Pria 47 tahun ini mengaku mampu menghasilkan pendapatan mencapai belasan juta rupiah dari mengolah limbah sampah. Bahkan ia sempat mempekerjakan dua orang, yang ditugaskan untuk memilah sampah yang telah dibeli dan membersihkan plastik untuk dibuat lem.

Hanya saja, saat Covid-19 dalam beberapa tahun ini, usaha Nazdin sempat meredup dan pelanggan sepi, sehingga dia tidak sanggup membayar gaji karyawan dan terpaksa merumahkan.
“Tapi sekarang baru mulai bangkit lagi dan rencananya mau rekrut pekerja dua orang. Karena saya sendiri memang kewalahan, pelanggan pun sudah mulai berangsur bertambah dan pesanan semakin banyak,” katanya.
Dijelaskan Nazdin, ide untuk membuat lem hasil karyanya itu berwal dari coba-coba atau autodidak, yang tujuan awalnya hanya untuk mengurangi limbah atau atau mengurangi kerusakan lingkungan dari limbah plastik, setelah ditekuni lalu berhasil dan lem yang dibuat saat pertama kali bereksperimen pun tidak gagal hingga saat ini.

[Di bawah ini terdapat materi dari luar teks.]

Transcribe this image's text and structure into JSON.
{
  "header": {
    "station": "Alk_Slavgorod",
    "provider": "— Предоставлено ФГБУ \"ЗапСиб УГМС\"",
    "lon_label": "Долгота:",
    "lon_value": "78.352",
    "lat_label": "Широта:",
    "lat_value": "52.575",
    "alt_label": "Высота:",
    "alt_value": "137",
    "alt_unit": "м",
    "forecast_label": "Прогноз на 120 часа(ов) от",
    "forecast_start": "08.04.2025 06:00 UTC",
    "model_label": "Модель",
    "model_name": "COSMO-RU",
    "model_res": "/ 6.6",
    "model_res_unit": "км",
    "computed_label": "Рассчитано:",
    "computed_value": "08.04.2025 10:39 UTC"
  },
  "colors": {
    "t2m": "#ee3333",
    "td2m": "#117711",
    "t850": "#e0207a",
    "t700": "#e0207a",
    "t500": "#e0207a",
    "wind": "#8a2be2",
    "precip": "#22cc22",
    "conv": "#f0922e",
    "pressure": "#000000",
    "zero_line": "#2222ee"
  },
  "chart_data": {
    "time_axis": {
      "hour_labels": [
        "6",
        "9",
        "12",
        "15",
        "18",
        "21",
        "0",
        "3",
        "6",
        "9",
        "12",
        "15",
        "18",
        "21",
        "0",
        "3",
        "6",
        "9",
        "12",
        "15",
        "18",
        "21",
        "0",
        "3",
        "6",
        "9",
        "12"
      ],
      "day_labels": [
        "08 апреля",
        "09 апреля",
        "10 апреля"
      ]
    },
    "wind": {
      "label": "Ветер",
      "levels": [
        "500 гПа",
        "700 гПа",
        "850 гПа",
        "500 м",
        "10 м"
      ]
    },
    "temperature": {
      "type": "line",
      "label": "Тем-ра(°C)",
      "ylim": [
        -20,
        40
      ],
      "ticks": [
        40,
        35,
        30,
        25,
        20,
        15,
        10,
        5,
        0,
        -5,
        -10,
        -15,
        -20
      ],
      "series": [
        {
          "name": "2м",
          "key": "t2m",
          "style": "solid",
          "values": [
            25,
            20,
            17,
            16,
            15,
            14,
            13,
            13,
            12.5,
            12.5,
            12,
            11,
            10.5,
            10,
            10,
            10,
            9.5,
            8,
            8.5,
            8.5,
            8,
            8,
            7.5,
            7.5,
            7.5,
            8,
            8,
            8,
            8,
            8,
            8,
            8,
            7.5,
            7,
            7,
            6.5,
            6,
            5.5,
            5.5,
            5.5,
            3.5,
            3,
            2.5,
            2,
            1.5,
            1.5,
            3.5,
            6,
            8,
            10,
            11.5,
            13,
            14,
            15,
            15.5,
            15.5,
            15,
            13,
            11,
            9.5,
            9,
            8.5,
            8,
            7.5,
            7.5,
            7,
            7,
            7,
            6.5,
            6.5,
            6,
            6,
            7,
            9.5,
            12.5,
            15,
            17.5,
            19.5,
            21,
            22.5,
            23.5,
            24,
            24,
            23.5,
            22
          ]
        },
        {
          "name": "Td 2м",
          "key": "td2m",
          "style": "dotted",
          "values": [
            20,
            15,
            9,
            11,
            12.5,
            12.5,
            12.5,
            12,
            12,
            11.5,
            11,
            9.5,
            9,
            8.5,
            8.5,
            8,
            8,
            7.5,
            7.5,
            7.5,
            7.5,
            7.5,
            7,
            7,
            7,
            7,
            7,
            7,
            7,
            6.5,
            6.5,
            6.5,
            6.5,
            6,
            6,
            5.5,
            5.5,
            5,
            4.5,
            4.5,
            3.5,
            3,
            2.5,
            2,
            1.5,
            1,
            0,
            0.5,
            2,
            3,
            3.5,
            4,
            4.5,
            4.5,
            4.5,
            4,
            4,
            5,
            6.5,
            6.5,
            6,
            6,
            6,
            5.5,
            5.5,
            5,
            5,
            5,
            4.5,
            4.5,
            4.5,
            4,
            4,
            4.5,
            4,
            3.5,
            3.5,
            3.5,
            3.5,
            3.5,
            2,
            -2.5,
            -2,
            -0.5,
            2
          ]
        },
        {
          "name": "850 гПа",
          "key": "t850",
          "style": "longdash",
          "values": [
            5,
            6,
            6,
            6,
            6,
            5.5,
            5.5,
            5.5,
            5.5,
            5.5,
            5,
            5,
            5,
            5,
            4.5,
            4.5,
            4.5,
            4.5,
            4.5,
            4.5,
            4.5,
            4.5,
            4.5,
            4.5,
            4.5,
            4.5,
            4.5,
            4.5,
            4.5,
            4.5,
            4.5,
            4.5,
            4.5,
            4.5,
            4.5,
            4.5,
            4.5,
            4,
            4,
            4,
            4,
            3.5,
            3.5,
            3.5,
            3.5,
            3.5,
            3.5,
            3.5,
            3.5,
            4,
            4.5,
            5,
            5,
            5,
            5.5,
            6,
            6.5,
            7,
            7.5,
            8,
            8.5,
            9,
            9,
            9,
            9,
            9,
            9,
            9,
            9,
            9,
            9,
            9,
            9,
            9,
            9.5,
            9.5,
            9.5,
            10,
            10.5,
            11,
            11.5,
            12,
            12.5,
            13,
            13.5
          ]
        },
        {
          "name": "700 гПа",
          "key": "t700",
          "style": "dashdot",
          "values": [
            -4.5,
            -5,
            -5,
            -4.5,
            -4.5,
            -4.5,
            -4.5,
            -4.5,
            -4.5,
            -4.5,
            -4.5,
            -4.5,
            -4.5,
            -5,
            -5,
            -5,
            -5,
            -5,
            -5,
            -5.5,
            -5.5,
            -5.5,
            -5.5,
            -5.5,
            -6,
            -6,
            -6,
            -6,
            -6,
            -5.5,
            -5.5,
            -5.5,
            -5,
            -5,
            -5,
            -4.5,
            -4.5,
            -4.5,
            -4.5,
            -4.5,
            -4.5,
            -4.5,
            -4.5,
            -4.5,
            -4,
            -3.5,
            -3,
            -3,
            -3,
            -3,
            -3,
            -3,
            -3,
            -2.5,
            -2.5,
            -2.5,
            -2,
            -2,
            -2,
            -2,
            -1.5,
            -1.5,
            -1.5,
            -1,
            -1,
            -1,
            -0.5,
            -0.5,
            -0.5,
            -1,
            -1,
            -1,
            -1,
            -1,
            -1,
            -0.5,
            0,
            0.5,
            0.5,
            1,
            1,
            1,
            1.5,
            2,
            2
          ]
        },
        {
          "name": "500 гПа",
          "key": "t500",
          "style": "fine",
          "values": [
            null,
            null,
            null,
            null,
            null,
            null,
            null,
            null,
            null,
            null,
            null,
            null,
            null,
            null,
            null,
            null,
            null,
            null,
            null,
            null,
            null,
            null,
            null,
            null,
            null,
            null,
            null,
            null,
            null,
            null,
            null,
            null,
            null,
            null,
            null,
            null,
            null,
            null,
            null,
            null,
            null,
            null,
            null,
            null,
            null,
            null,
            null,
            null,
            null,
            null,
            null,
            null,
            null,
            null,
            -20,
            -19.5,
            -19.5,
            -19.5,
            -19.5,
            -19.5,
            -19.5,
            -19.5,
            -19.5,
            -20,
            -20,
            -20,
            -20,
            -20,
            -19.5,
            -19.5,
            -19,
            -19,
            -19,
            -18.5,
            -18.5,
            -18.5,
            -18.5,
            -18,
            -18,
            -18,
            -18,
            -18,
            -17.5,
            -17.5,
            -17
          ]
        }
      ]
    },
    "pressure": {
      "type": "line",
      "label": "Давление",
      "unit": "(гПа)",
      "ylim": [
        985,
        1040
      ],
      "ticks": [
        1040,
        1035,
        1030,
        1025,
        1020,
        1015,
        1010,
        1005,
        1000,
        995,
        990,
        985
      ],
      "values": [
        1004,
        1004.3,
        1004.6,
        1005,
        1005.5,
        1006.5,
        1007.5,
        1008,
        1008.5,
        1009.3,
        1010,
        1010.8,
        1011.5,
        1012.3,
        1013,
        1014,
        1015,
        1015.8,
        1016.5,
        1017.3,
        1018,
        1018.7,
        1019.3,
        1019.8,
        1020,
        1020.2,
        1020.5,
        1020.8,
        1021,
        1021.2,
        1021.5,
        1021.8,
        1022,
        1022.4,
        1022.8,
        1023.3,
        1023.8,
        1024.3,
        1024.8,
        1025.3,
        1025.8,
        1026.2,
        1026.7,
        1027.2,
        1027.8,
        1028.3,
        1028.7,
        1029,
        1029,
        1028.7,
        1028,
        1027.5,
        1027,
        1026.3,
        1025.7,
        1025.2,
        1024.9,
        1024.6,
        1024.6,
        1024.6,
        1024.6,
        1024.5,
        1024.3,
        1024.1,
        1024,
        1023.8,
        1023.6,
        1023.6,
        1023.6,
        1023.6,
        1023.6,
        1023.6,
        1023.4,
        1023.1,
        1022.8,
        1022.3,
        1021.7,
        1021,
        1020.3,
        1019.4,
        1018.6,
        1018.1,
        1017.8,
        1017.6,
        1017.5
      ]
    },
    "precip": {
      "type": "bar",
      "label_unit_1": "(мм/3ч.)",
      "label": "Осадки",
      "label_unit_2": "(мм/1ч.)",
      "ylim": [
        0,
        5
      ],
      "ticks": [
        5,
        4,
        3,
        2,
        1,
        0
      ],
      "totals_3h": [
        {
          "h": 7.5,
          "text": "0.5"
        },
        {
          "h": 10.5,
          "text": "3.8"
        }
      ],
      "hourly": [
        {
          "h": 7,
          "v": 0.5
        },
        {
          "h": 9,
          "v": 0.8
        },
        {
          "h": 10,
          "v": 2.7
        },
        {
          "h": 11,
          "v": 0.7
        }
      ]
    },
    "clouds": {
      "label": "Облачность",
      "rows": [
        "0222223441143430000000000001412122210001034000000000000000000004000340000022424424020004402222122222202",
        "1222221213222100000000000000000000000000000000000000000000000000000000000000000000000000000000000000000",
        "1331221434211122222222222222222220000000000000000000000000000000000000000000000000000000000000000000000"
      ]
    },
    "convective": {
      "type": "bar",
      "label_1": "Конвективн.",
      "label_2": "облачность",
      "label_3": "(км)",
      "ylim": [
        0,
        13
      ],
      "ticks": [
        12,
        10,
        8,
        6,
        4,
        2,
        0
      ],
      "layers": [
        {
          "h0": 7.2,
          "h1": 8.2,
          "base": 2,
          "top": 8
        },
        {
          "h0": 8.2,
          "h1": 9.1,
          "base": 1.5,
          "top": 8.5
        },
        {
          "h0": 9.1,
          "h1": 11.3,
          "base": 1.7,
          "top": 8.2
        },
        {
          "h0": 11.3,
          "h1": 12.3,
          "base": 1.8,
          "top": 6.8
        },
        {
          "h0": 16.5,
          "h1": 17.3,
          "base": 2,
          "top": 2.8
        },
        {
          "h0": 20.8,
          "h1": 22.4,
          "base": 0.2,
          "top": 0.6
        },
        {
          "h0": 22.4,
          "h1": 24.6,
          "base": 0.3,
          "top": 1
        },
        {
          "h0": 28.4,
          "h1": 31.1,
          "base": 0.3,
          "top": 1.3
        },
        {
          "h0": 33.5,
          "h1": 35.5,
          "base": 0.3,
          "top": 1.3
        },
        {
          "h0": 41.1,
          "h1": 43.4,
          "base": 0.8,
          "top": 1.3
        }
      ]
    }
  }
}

Mengenai perbandingan jika menggunakan lem buatannya, akan lebih hemat terkhusus bagi para pengrajin yang memerlukan lem dalam jumlah yang cukup banyak. Sehingga dalam satu botol bisa menghasilkan belasan karya. Hanya saja harus bisa menggunakannya seirit mungkin, dengan cara menggunakan suntik yang tidak terpakai, fungsinya agar lem yang keluar semakin sedikit melalui lubang ujung suntik.
“Kalau kita beli lem bermerek untuk membuat satu karya kerajinan, berapa banyak biaya yang harus kita keluarkan, bisa-bisa tidak balik modal. Justru dengan lem ini akan memperkecil pengeluaran,” terang Nazdin lagi.
Sebelumnya, Nazdin merupakan karyawan Hotel Paradise di Karimun. Ia telah bekerja selama 23 tahun, dengan gaji yang diperoleh hampir Rp4 Juta per bulan. Kemudian tahun 2016 akhir dia mulai berpikir ingin lebih maju dan mandiri.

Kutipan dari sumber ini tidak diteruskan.